Wow! that sounds like fun! hope it goes real well! people sure do make the store. There's a yarn store in Portland(NW Wools) that has been there forever, the lady who runs it is so friendly and not snobby at all, you really truly feel the yarn love and she is so encouraging and welcoming to EVERYONE. 

I had high hopes for the one that opened here in my town, it has a great selection of yarn(but kinda pricey), and a real nice store layout, but I just HATE going in there. Usually I just go to look at what they have and what their samples are made from and keep up on the books and mags. I am in the yarn business as I do freelance design work for a few companies and magazines--so anyways I was really excited about there being a yarn store in town to hang out in and get together with other yarnies, ya know?! So I went in, introduced myself, said I was a designer for xxx, got a blank look(uh oh), said I can pull print off your shelves and show you what I do(more blank look), and I offered to do a class or workshop on fit, like how to tweak a pattern so it will fit you better, or how to chose the right size, or how to pick a design that would look good with your figure, or how to design your own sweater and give people one on one help with it all(trying to think of an unusual class topic that not everyone would the background to teach, like I don't want to do the sock knitting classes, there are lots of good teachers already that do that, and people tell me all the time they want to learn more about FIT FIT FIT), more blank look and and "ok, yeah, whatever" like I was a complete delusional crazy person off the street(I dont' smell THAT bad...). Such a downer! Oh well. Best of luck to them I guess. They do have an in-town rep for snobbishness, but get a lot of wine tour and beach thru traffic. 

I. Can't. Stand. Snobby. No hello when you walk in the door, no smiles(unless you walk up to the register with yarn in hand), no banter on what you've been knitting lately. When I'm in there I listen to the sales people talk and interact with customers, just for my own education on what makes a good store, ya know? and I like to know what people are knitting because I do good business when I put out stuff that people want to knit.

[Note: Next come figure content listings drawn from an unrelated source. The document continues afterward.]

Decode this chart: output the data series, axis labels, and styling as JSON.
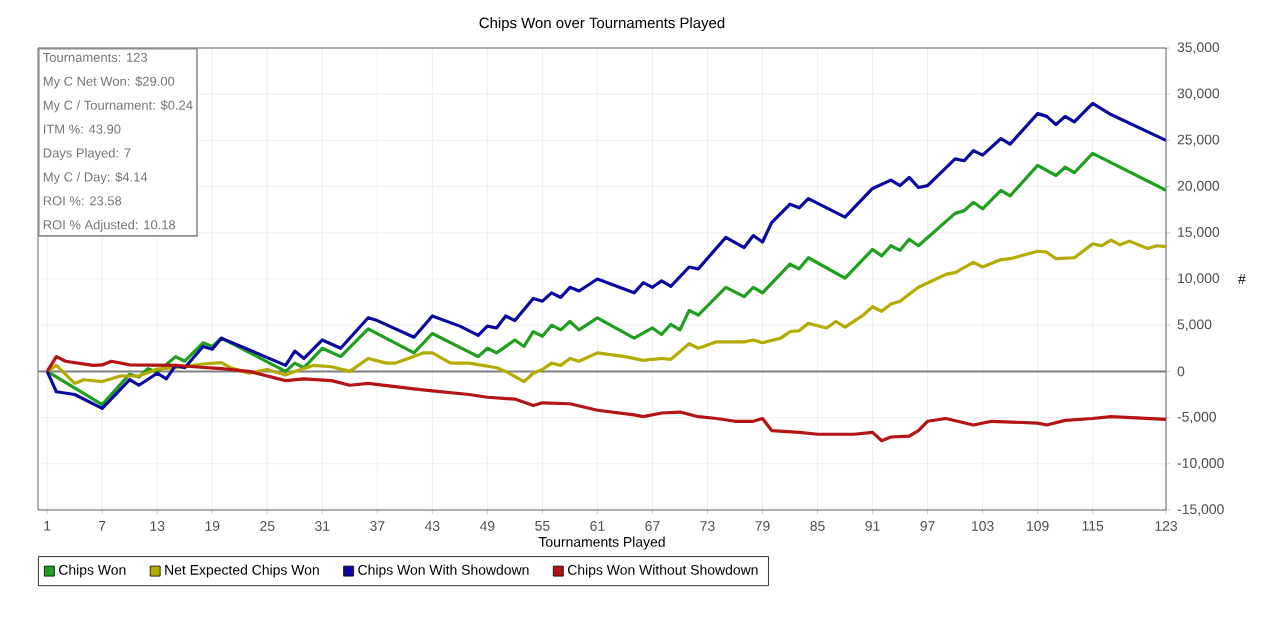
{
  "chart_data": {
    "type": "line",
    "title": "Chips Won over Tournaments Played",
    "xlabel": "Tournaments Played",
    "ylabel": "#",
    "annotations": [
      "Tournaments: 123",
      "My C Net Won: $29.00",
      "My C / Tournament: $0.24",
      "ITM %: 43.90",
      "Days Played: 7",
      "My C / Day: $4.14",
      "ROI %: 23.58",
      "ROI % Adjusted: 10.18"
    ],
    "xlim": [
      0,
      123
    ],
    "xticks": [
      1,
      7,
      13,
      19,
      25,
      31,
      37,
      43,
      49,
      55,
      61,
      67,
      73,
      79,
      85,
      91,
      97,
      103,
      109,
      115,
      123
    ],
    "ylim": [
      -15000,
      35000
    ],
    "yticks": [
      {
        "value": -15000,
        "label": "-15,000"
      },
      {
        "value": -10000,
        "label": "-10,000"
      },
      {
        "value": -5000,
        "label": "-5,000"
      },
      0,
      {
        "value": 5000,
        "label": "5,000"
      },
      {
        "value": 10000,
        "label": "10,000"
      },
      {
        "value": 15000,
        "label": "15,000"
      },
      {
        "value": 20000,
        "label": "20,000"
      },
      {
        "value": 25000,
        "label": "25,000"
      },
      {
        "value": 30000,
        "label": "30,000"
      },
      {
        "value": 35000,
        "label": "35,000"
      }
    ],
    "grid": true,
    "legend": "bottom",
    "marker": "none",
    "line_style": "solid",
    "ref_lines": [
      {
        "axis": "y",
        "value": 0,
        "color": "#808080"
      }
    ],
    "series": [
      {
        "name": "Chips Won",
        "color": "#1ea01e",
        "x": [
          1,
          7,
          10,
          11,
          12,
          13,
          15,
          16,
          18,
          19,
          20,
          27,
          28,
          29,
          31,
          33,
          36,
          41,
          43,
          48,
          49,
          50,
          52,
          53,
          54,
          55,
          56,
          57,
          58,
          59,
          61,
          65,
          67,
          68,
          69,
          70,
          71,
          72,
          75,
          77,
          78,
          79,
          82,
          83,
          84,
          88,
          91,
          92,
          93,
          94,
          95,
          96,
          100,
          101,
          102,
          103,
          105,
          106,
          109,
          111,
          112,
          113,
          115,
          123
        ],
        "values": [
          0,
          -3600,
          -300,
          -600,
          300,
          -100,
          1600,
          1100,
          3100,
          2700,
          3600,
          0,
          900,
          400,
          2500,
          1600,
          4600,
          2000,
          4100,
          1600,
          2500,
          2000,
          3400,
          2700,
          4300,
          3800,
          5000,
          4500,
          5400,
          4500,
          5800,
          3600,
          4700,
          4000,
          5100,
          4500,
          6600,
          6100,
          9100,
          8100,
          9100,
          8500,
          11600,
          11100,
          12300,
          10100,
          13200,
          12500,
          13600,
          13100,
          14300,
          13600,
          17100,
          17400,
          18300,
          17600,
          19600,
          19000,
          22300,
          21200,
          22100,
          21500,
          23600,
          19600
        ]
      },
      {
        "name": "Net Expected Chips Won",
        "color": "#b4aa00",
        "x": [
          1,
          2,
          4,
          5,
          7,
          9,
          11,
          13,
          15,
          18,
          20,
          21,
          23,
          25,
          27,
          28,
          30,
          32,
          34,
          36,
          38,
          39,
          42,
          43,
          45,
          47,
          50,
          51,
          53,
          54,
          55,
          56,
          57,
          58,
          59,
          61,
          64,
          66,
          67,
          68,
          69,
          71,
          72,
          74,
          77,
          78,
          79,
          81,
          82,
          83,
          84,
          86,
          87,
          88,
          90,
          91,
          92,
          93,
          94,
          96,
          99,
          100,
          102,
          103,
          105,
          106,
          109,
          110,
          111,
          113,
          115,
          116,
          117,
          118,
          119,
          121,
          122,
          123
        ],
        "values": [
          0,
          650,
          -1300,
          -900,
          -1100,
          -500,
          -500,
          250,
          400,
          800,
          950,
          400,
          -200,
          200,
          -400,
          0,
          650,
          500,
          0,
          1400,
          900,
          900,
          2000,
          2000,
          900,
          900,
          400,
          0,
          -1100,
          -200,
          200,
          900,
          650,
          1400,
          1100,
          2000,
          1600,
          1200,
          1300,
          1400,
          1300,
          3000,
          2500,
          3200,
          3200,
          3400,
          3100,
          3600,
          4300,
          4400,
          5200,
          4700,
          5400,
          4800,
          6100,
          7000,
          6500,
          7300,
          7600,
          9100,
          10500,
          10700,
          11800,
          11300,
          12100,
          12200,
          13000,
          12900,
          12200,
          12300,
          13800,
          13600,
          14200,
          13700,
          14100,
          13300,
          13600,
          13500
        ]
      },
      {
        "name": "Chips Won With Showdown",
        "color": "#0a0aa0",
        "x": [
          1,
          2,
          4,
          7,
          10,
          11,
          13,
          14,
          15,
          16,
          18,
          19,
          20,
          27,
          28,
          29,
          31,
          33,
          36,
          37,
          41,
          43,
          46,
          48,
          49,
          50,
          51,
          52,
          54,
          55,
          56,
          57,
          58,
          59,
          61,
          65,
          66,
          67,
          68,
          69,
          71,
          72,
          75,
          77,
          78,
          79,
          80,
          82,
          83,
          84,
          88,
          91,
          93,
          94,
          95,
          96,
          97,
          100,
          101,
          102,
          103,
          105,
          106,
          109,
          110,
          111,
          112,
          113,
          115,
          117,
          123
        ],
        "values": [
          0,
          -2200,
          -2500,
          -4000,
          -900,
          -1500,
          -200,
          -800,
          650,
          400,
          2700,
          2400,
          3600,
          650,
          2200,
          1400,
          3400,
          2500,
          5800,
          5500,
          3700,
          6000,
          4900,
          3900,
          4900,
          4700,
          6000,
          5500,
          7900,
          7600,
          8500,
          8000,
          9100,
          8700,
          10000,
          8500,
          9600,
          9100,
          9800,
          9200,
          11300,
          11100,
          14500,
          13400,
          14700,
          14000,
          16100,
          18100,
          17700,
          18700,
          16700,
          19800,
          20700,
          20100,
          21000,
          19900,
          20100,
          23000,
          22800,
          23900,
          23400,
          25200,
          24600,
          27900,
          27600,
          26700,
          27600,
          27000,
          29000,
          27800,
          25000
        ]
      },
      {
        "name": "Chips Won Without Showdown",
        "color": "#b41414",
        "x": [
          1,
          2,
          3,
          6,
          7,
          8,
          10,
          15,
          17,
          20,
          23,
          27,
          29,
          32,
          34,
          36,
          41,
          43,
          47,
          49,
          52,
          54,
          55,
          58,
          61,
          65,
          66,
          68,
          70,
          72,
          74,
          76,
          78,
          79,
          80,
          83,
          85,
          89,
          91,
          92,
          93,
          95,
          96,
          97,
          99,
          102,
          104,
          109,
          110,
          112,
          115,
          117,
          123
        ],
        "values": [
          0,
          1600,
          1100,
          650,
          700,
          1100,
          700,
          650,
          500,
          300,
          0,
          -1000,
          -800,
          -1000,
          -1500,
          -1300,
          -1900,
          -2100,
          -2500,
          -2800,
          -3000,
          -3700,
          -3400,
          -3500,
          -4200,
          -4700,
          -4900,
          -4500,
          -4400,
          -4900,
          -5100,
          -5400,
          -5400,
          -5100,
          -6400,
          -6600,
          -6800,
          -6800,
          -6600,
          -7500,
          -7100,
          -7000,
          -6400,
          -5400,
          -5100,
          -5800,
          -5400,
          -5600,
          -5800,
          -5300,
          -5100,
          -4900,
          -5200
        ]
      }
    ]
  }
}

Marchwind I know the yarn biz is hard right now, best of luck for the store!!! My ideal place would be like a noisy laughing coffee shop where friends gather. Maybe having nights where a guitar player would come in and play would be fun while people knit. The main street where all the shops are has an open house kind of thing the third Saturday of the month, they all stay open late and have snacks, it's very popular, people come and play music on the street(you know the throw money in the guitar case kind ). You make it a friendly and loving place and people will defend it to the death

DOes your store owner get this trade mag?
Yarn Market News www.yarnmarketnews.com 
it's FREE to shop owners, yarn manufacturers and designers, is FULL of great articles about the yarn biz and trade news. Get signed up for it ASAP!!! 

(sorry I kinda ranted and raved there. I drove through Bemidji once, thought it was just the bees knees! seemed like fun people lived there)


----------



## Marchwind (May 10, 2002)

Thanks Wyld thang! My idea and yours are very similar. Unfortunately it isn't my store and my friend is pretty particular about how she wants things. I really only feel comfortable making suggestions and those only sparingly. But I do hope it becomes a place like what you are describing. I know and despise the snobby store owner. Especially bad are the ones who think they have a corner on the market.


----------